Inoccen cambaleou, a cabeça ardendo, os braços fracos. Deitou-se novamente.
—Devo implorar a um homem? —perguntou, confusa. —São eles quem farão por mim o que não pude fazer por eles?
—Que façam por si mesmos —a Morta, ríspida feito um trovão repentino. Sorriu, um riso em assovio, como um silvo ecoando num cemitério. —A senhora, ó grande deusa da juventude, farás por tua própria divindade. Eles, por si próprios. Ambos, pelo mundo.
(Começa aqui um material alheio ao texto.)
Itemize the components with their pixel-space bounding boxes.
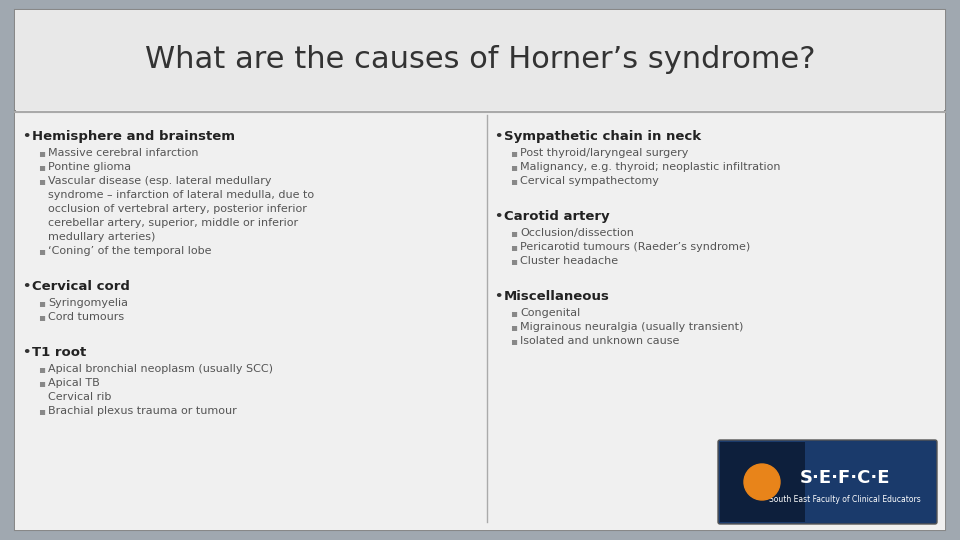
Text: Vascular disease (esp. lateral medullary: Vascular disease (esp. lateral medullary <box>48 176 272 186</box>
Text: Post thyroid/laryngeal surgery: Post thyroid/laryngeal surgery <box>520 148 688 158</box>
Text: •: • <box>22 130 31 143</box>
Text: ▪: ▪ <box>510 162 517 172</box>
Text: ▪: ▪ <box>38 298 45 308</box>
Text: ▪: ▪ <box>38 312 45 322</box>
Text: Brachial plexus trauma or tumour: Brachial plexus trauma or tumour <box>48 406 237 416</box>
Text: S·E·F·C·E: S·E·F·C·E <box>800 469 890 487</box>
Text: ▪: ▪ <box>510 256 517 266</box>
Text: ▪: ▪ <box>510 148 517 158</box>
Text: ▪: ▪ <box>510 228 517 238</box>
Text: Apical bronchial neoplasm (usually SCC): Apical bronchial neoplasm (usually SCC) <box>48 364 273 374</box>
Text: ▪: ▪ <box>510 308 517 318</box>
Text: Miscellaneous: Miscellaneous <box>504 290 610 303</box>
Circle shape <box>744 464 780 500</box>
Text: Migrainous neuralgia (usually transient): Migrainous neuralgia (usually transient) <box>520 322 743 332</box>
Text: South East Faculty of Clinical Educators: South East Faculty of Clinical Educators <box>769 496 921 504</box>
Text: ▪: ▪ <box>510 336 517 346</box>
Text: medullary arteries): medullary arteries) <box>48 232 156 242</box>
Text: ▪: ▪ <box>38 176 45 186</box>
FancyBboxPatch shape <box>720 442 805 522</box>
Text: Isolated and unknown cause: Isolated and unknown cause <box>520 336 680 346</box>
Text: Malignancy, e.g. thyroid; neoplastic infiltration: Malignancy, e.g. thyroid; neoplastic inf… <box>520 162 780 172</box>
Text: occlusion of vertebral artery, posterior inferior: occlusion of vertebral artery, posterior… <box>48 204 307 214</box>
Text: ▪: ▪ <box>38 378 45 388</box>
Text: ▪: ▪ <box>38 162 45 172</box>
Text: Occlusion/dissection: Occlusion/dissection <box>520 228 634 238</box>
Text: Massive cerebral infarction: Massive cerebral infarction <box>48 148 199 158</box>
Text: What are the causes of Horner’s syndrome?: What are the causes of Horner’s syndrome… <box>145 44 815 73</box>
Text: Apical TB: Apical TB <box>48 378 100 388</box>
Text: Cervical rib: Cervical rib <box>48 392 111 402</box>
Text: •: • <box>22 346 31 359</box>
Text: Cluster headache: Cluster headache <box>520 256 618 266</box>
Text: Pericarotid tumours (Raeder’s syndrome): Pericarotid tumours (Raeder’s syndrome) <box>520 242 751 252</box>
Text: Cord tumours: Cord tumours <box>48 312 124 322</box>
Text: Hemisphere and brainstem: Hemisphere and brainstem <box>32 130 235 143</box>
Text: Syringomyelia: Syringomyelia <box>48 298 128 308</box>
Text: Cervical sympathectomy: Cervical sympathectomy <box>520 176 659 186</box>
Text: •: • <box>22 280 31 293</box>
Text: syndrome – infarction of lateral medulla, due to: syndrome – infarction of lateral medulla… <box>48 190 314 200</box>
Text: cerebellar artery, superior, middle or inferior: cerebellar artery, superior, middle or i… <box>48 218 299 228</box>
Text: Congenital: Congenital <box>520 308 580 318</box>
Text: •: • <box>494 290 502 303</box>
Text: ▪: ▪ <box>38 148 45 158</box>
FancyBboxPatch shape <box>718 440 937 524</box>
Text: ▪: ▪ <box>510 322 517 332</box>
Text: Pontine glioma: Pontine glioma <box>48 162 132 172</box>
Text: ▪: ▪ <box>38 364 45 374</box>
Text: ▪: ▪ <box>510 176 517 186</box>
Text: ▪: ▪ <box>38 406 45 416</box>
FancyBboxPatch shape <box>15 112 945 530</box>
FancyBboxPatch shape <box>15 10 945 530</box>
Text: •: • <box>494 130 502 143</box>
FancyBboxPatch shape <box>15 10 945 110</box>
Text: ▪: ▪ <box>510 242 517 252</box>
Text: T1 root: T1 root <box>32 346 86 359</box>
Text: Cervical cord: Cervical cord <box>32 280 130 293</box>
Text: •: • <box>494 210 502 223</box>
Text: Sympathetic chain in neck: Sympathetic chain in neck <box>504 130 701 143</box>
Text: Carotid artery: Carotid artery <box>504 210 610 223</box>
Text: ‘Coning’ of the temporal lobe: ‘Coning’ of the temporal lobe <box>48 246 211 256</box>
Text: ▪: ▪ <box>38 246 45 256</box>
—Eu aceito —suplicou Inoccen, desolada, perdida em sua agonia. A cena de uma deusa soluçando daquela maneira era trágica, e poucos homens acreditariam que isso era capaz de existir. —Quem é o mortal?
—As Águas de Prata revelam o caminho, ó grande deusa —disse a Nona. Retirou de sua túnica de vultos uma bandeja, e vomitou sobre ela uma poça prateada de destinos, que logo borbulhou e desenhou no metal sagrado, mostrando imagens de incontáveis vidas. —Aqui estão tuas escolhas, minha rainha. Quem será responsável por ti e por tudo?